Bahkan ‘Abdullah bin ‘Amru radliyallaahu ‘anhuma telah memperingatkan dengan sangat keras, jauh sebelum barisan satpam dangdutan itu ada wujudnya mencemari dunia. Ia (‘Abdullah bin ‘Amru radliyallaahu ‘anhumaa) berkata:
مَنْ بَنَى فِي بِلادِ الأَعَاجِمِ، وَصَنَعَ نَيْرُوزَهُمْ وَمِهْرَجَانَهُمْ وَتَشَبَّهَ بِهِمْ، حَتَّى يَمُوتَ، وَهُوَ كَذَلِكَ حُشِرَ مَعَهُمْ يَوْمَ الْقِيَامَةِ
“Barangsiapa yang tinggal di negeri orang ‘Ajam, lalu ikut merayakan hari Nairuuz dan Mihrajaan mereka serta tasyabbuh dengan mereka hingga ia meninggal dalam keadaan seperti itu (belum bertaubat – Abul-Jauzaa’), maka kelak ia akan dikumpulkan bersama mereka di hari kiamat” [Diriwayatkan oleh Al-Baihaqiy dalam Al-Kubraa 9/234; shahih].

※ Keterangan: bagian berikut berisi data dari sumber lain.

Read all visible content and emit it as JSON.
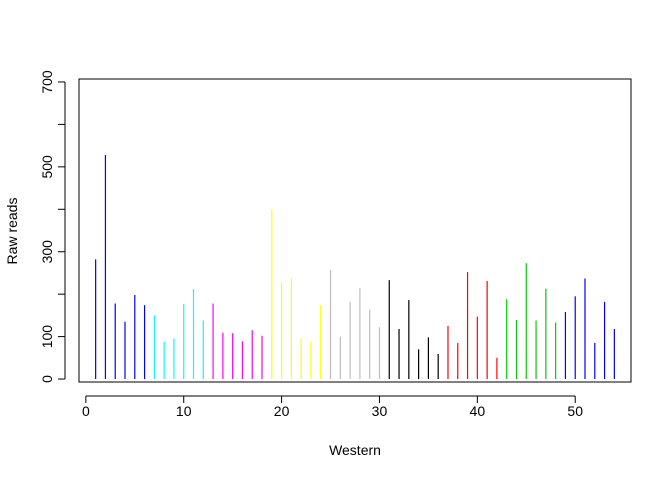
{
  "chart_data": {
    "type": "bar",
    "style": "vertical-lines (R type='h')",
    "title": "",
    "xlabel": "Western",
    "ylabel": "Raw reads",
    "xlim": [
      -0.7,
      55.7
    ],
    "ylim": [
      -7,
      707
    ],
    "x_ticks": [
      0,
      10,
      20,
      30,
      40,
      50
    ],
    "y_ticks": [
      0,
      100,
      300,
      500,
      700
    ],
    "grid": false,
    "legend": "none",
    "colors": [
      "#0000FF",
      "#00FFFF",
      "#FF00FF",
      "#FFFF00",
      "#BEBEBE",
      "#000000",
      "#FF0000",
      "#00CD00"
    ],
    "points": [
      {
        "x": 1,
        "y": 282,
        "color": "#0000FF"
      },
      {
        "x": 2,
        "y": 528,
        "color": "#0000FF"
      },
      {
        "x": 3,
        "y": 178,
        "color": "#0000FF"
      },
      {
        "x": 4,
        "y": 135,
        "color": "#0000FF"
      },
      {
        "x": 5,
        "y": 198,
        "color": "#0000FF"
      },
      {
        "x": 6,
        "y": 174,
        "color": "#0000FF"
      },
      {
        "x": 7,
        "y": 150,
        "color": "#00FFFF"
      },
      {
        "x": 8,
        "y": 88,
        "color": "#00FFFF"
      },
      {
        "x": 9,
        "y": 95,
        "color": "#00FFFF"
      },
      {
        "x": 10,
        "y": 177,
        "color": "#00FFFF"
      },
      {
        "x": 11,
        "y": 212,
        "color": "#00FFFF"
      },
      {
        "x": 12,
        "y": 138,
        "color": "#00FFFF"
      },
      {
        "x": 13,
        "y": 178,
        "color": "#FF00FF"
      },
      {
        "x": 14,
        "y": 109,
        "color": "#FF00FF"
      },
      {
        "x": 15,
        "y": 108,
        "color": "#FF00FF"
      },
      {
        "x": 16,
        "y": 89,
        "color": "#FF00FF"
      },
      {
        "x": 17,
        "y": 115,
        "color": "#FF00FF"
      },
      {
        "x": 18,
        "y": 102,
        "color": "#FF00FF"
      },
      {
        "x": 19,
        "y": 400,
        "color": "#FFFF00"
      },
      {
        "x": 20,
        "y": 228,
        "color": "#FFFF00"
      },
      {
        "x": 21,
        "y": 237,
        "color": "#FFFF00"
      },
      {
        "x": 22,
        "y": 95,
        "color": "#FFFF00"
      },
      {
        "x": 23,
        "y": 88,
        "color": "#FFFF00"
      },
      {
        "x": 24,
        "y": 174,
        "color": "#FFFF00"
      },
      {
        "x": 25,
        "y": 257,
        "color": "#BEBEBE"
      },
      {
        "x": 26,
        "y": 100,
        "color": "#BEBEBE"
      },
      {
        "x": 27,
        "y": 182,
        "color": "#BEBEBE"
      },
      {
        "x": 28,
        "y": 214,
        "color": "#BEBEBE"
      },
      {
        "x": 29,
        "y": 164,
        "color": "#BEBEBE"
      },
      {
        "x": 30,
        "y": 122,
        "color": "#BEBEBE"
      },
      {
        "x": 31,
        "y": 233,
        "color": "#000000"
      },
      {
        "x": 32,
        "y": 118,
        "color": "#000000"
      },
      {
        "x": 33,
        "y": 186,
        "color": "#000000"
      },
      {
        "x": 34,
        "y": 70,
        "color": "#000000"
      },
      {
        "x": 35,
        "y": 98,
        "color": "#000000"
      },
      {
        "x": 36,
        "y": 59,
        "color": "#000000"
      },
      {
        "x": 37,
        "y": 125,
        "color": "#FF0000"
      },
      {
        "x": 38,
        "y": 85,
        "color": "#FF0000"
      },
      {
        "x": 39,
        "y": 252,
        "color": "#FF0000"
      },
      {
        "x": 40,
        "y": 147,
        "color": "#FF0000"
      },
      {
        "x": 41,
        "y": 231,
        "color": "#FF0000"
      },
      {
        "x": 42,
        "y": 50,
        "color": "#FF0000"
      },
      {
        "x": 43,
        "y": 188,
        "color": "#00CD00"
      },
      {
        "x": 44,
        "y": 139,
        "color": "#00CD00"
      },
      {
        "x": 45,
        "y": 273,
        "color": "#00CD00"
      },
      {
        "x": 46,
        "y": 138,
        "color": "#00CD00"
      },
      {
        "x": 47,
        "y": 213,
        "color": "#00CD00"
      },
      {
        "x": 48,
        "y": 133,
        "color": "#00CD00"
      },
      {
        "x": 49,
        "y": 158,
        "color": "#0000FF"
      },
      {
        "x": 50,
        "y": 195,
        "color": "#0000FF"
      },
      {
        "x": 51,
        "y": 237,
        "color": "#0000FF"
      },
      {
        "x": 52,
        "y": 85,
        "color": "#0000FF"
      },
      {
        "x": 53,
        "y": 182,
        "color": "#0000FF"
      },
      {
        "x": 54,
        "y": 118,
        "color": "#0000FF"
      }
    ]
  }
}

Adz-Dzahabiy rahimahullah berkata:
قال العلماء : ومن موالاتهم التَّشبُّه بهم، وإظهارُ أعيادهم، وهم مأمورون بإخفائها في بلاد المسلمين، فإذا فعلها المسلم معهم، فقد أعانهم على إظهارها
“Para ulama berkata : ‘Dan termasuk perbuatan ber-walaa’ kepada mereka (orang kafir) adalah tasyabbuh dengan mereka dan menampakkan hari raya mereka, sementara kaum muslimin diperintahkan untuk menyembunyikan/tidak menampakkannya di negeri kaum muslimin[2]. Maka apabila ada seorang muslim melakukannya bersama mereka, sungguh ia telah menolong mereka dalam menampakkannya[3]” [Tasybiihul-Khasiis bi-Ahlil-Khamiis, hal. 23].

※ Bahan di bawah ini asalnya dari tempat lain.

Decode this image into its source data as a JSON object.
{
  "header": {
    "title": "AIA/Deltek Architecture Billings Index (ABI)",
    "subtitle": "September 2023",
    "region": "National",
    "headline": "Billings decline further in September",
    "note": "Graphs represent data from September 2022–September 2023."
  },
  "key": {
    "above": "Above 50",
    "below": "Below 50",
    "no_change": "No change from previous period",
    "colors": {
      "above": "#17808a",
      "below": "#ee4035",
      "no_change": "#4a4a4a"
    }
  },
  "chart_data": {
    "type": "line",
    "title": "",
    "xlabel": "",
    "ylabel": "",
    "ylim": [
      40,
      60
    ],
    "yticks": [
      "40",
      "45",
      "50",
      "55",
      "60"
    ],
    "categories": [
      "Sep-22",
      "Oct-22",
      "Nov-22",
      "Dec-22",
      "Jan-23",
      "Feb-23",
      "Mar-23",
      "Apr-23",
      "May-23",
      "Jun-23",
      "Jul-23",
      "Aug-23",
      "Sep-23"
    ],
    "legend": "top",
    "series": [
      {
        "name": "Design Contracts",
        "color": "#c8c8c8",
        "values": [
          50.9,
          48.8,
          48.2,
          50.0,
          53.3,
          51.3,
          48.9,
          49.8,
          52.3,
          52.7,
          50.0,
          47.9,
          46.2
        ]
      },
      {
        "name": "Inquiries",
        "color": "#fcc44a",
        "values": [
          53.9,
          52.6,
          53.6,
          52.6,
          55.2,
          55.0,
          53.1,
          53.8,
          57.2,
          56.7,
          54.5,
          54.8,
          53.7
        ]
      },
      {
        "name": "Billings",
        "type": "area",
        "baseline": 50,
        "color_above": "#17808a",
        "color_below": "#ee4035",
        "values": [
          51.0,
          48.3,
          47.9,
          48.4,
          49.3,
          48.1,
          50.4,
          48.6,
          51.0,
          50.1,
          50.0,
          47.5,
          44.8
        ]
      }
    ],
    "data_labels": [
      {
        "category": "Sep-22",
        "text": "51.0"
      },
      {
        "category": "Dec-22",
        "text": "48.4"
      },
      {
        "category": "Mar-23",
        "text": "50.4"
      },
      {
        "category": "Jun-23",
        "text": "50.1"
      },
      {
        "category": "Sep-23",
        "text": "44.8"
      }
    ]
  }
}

Para ulama di atas berdalil dengan larangan tasyabbuh bil-kuffaar (penyerupaan terhadap orang kafir) sebagaimana dalam hadits:
عَنِ ابْنِ عُمَرَ، قَالَ: قَالَ رَسُولُ اللَّهِ ﷺ: مَنْ تَشَبَّهَ بِقَوْمٍ فَهُوَ مِنْهُمْ
Dari Ibnu ‘Umar radliyallaahu ‘anhumaa, ia berkata : Telah bersabda Rasulullah : “Barangsiapa yang menyerupai suatu kaum, maka ia termasuk golongan mereka” [Diriwayatkan oleh Abu Daawud no. 4031, Ahmad 2/50 & 2/92, dan yang lainnya; shahih[4]].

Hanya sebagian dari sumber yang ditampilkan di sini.